Imo, the biggest problem right now is ETH. It was $8 at the beginning of the year. It's so severely inflated, that if it keeps crashing, it's going to keep taking everything else with it. That's what happens when you let a competitor gain too much market share. It's stupid that I find in order for BTC to hold its price, or continue rising, that requires ETH to hold a 13x inflated price (since the beginning of March).
I agree with you that ETH is severely overinflated, esp when I have the belief that it was never even intended to be a cryptocurrency in the first place (Vitalik himself said that) and thus hold any significant value. It's been pre-mined to death, and the float is tiny. But even worse, the ETH fans don't even realize that the mining floor is somewhere down around the single digit dollar area, and troll traders took millions of ETH off exchanges for pennies for the last 2 years in anticipation of running it up to the moon. Notice that I said troll traders, not people who actually believe in ETH and are long term holders. So any weakness in buying demand, or any flaw/bug found, or any exchange hacked, and ETH will get dumped into the absolute ground.
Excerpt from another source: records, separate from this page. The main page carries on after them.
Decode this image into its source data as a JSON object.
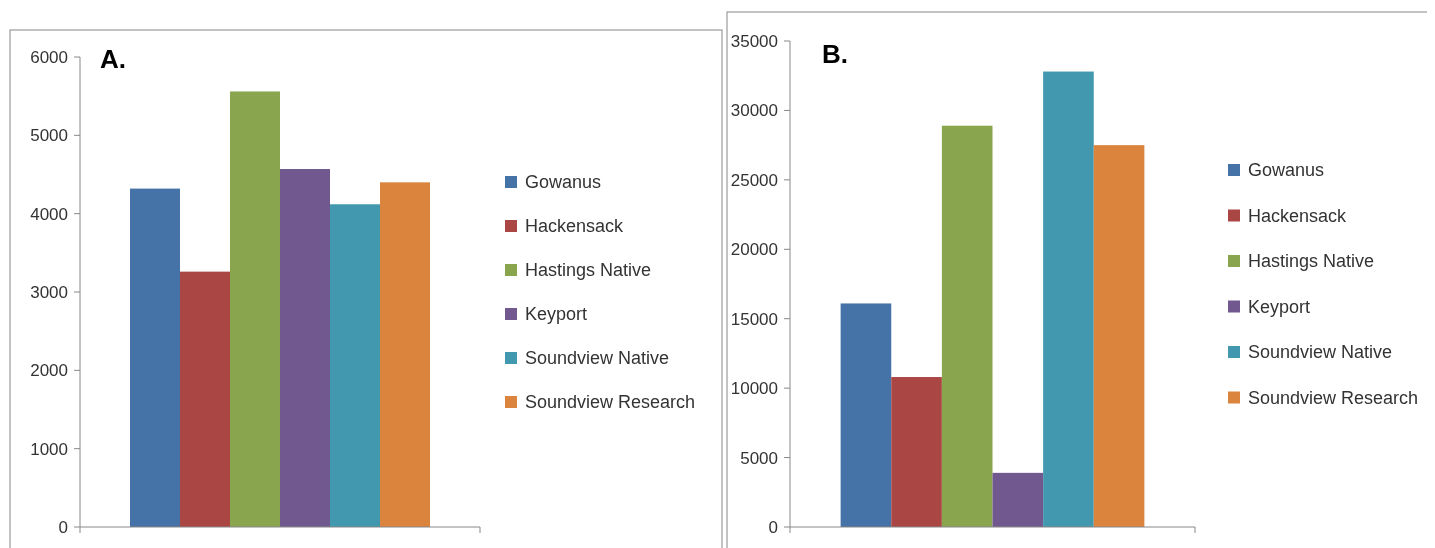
{
  "chart_data": [
    {
      "type": "bar",
      "title": "A.",
      "categories": [
        null
      ],
      "series": [
        {
          "name": "Gowanus",
          "color": "#4572a7",
          "values": [
            4320
          ]
        },
        {
          "name": "Hackensack",
          "color": "#aa4643",
          "values": [
            3260
          ]
        },
        {
          "name": "Hastings Native",
          "color": "#89a54e",
          "values": [
            5560
          ]
        },
        {
          "name": "Keyport",
          "color": "#71588f",
          "values": [
            4570
          ]
        },
        {
          "name": "Soundview Native",
          "color": "#4198af",
          "values": [
            4120
          ]
        },
        {
          "name": "Soundview Research",
          "color": "#db843d",
          "values": [
            4400
          ]
        }
      ],
      "ylim": [
        0,
        6000
      ],
      "yticks": [
        0,
        1000,
        2000,
        3000,
        4000,
        5000,
        6000
      ],
      "legend": "right"
    },
    {
      "type": "bar",
      "title": "B.",
      "categories": [
        null
      ],
      "series": [
        {
          "name": "Gowanus",
          "color": "#4572a7",
          "values": [
            16100
          ]
        },
        {
          "name": "Hackensack",
          "color": "#aa4643",
          "values": [
            10800
          ]
        },
        {
          "name": "Hastings Native",
          "color": "#89a54e",
          "values": [
            28900
          ]
        },
        {
          "name": "Keyport",
          "color": "#71588f",
          "values": [
            3900
          ]
        },
        {
          "name": "Soundview Native",
          "color": "#4198af",
          "values": [
            32800
          ]
        },
        {
          "name": "Soundview Research",
          "color": "#db843d",
          "values": [
            27500
          ]
        }
      ],
      "ylim": [
        0,
        35000
      ],
      "yticks": [
        0,
        5000,
        10000,
        15000,
        20000,
        25000,
        30000,
        35000
      ],
      "legend": "right"
    }
  ]
}
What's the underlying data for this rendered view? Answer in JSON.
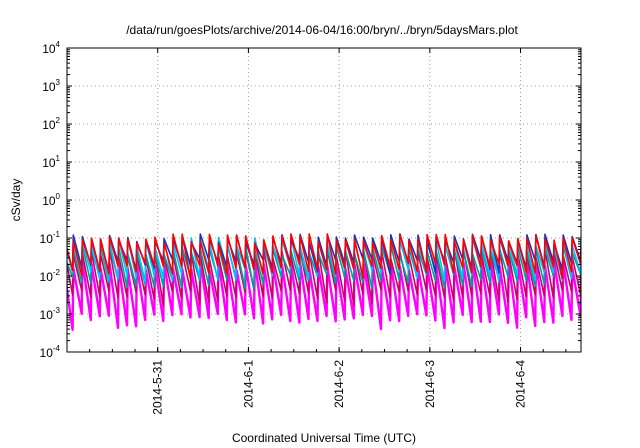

But I disagree that this will affect BTC to the negative or in any way whatsoever. It's completely disconnected. If anything, they'll be trading back into BTC on the way down.
Perhaps not only disconnected but negatively correlated. ETH (and XRP) falling means BTC dominance in percent going up, and some investors think along the lines of "if Btc ever loses its top position then all trust in crypto is lost". A price correction of some over-inflated altcoins makes the market look more sane and less bubbly.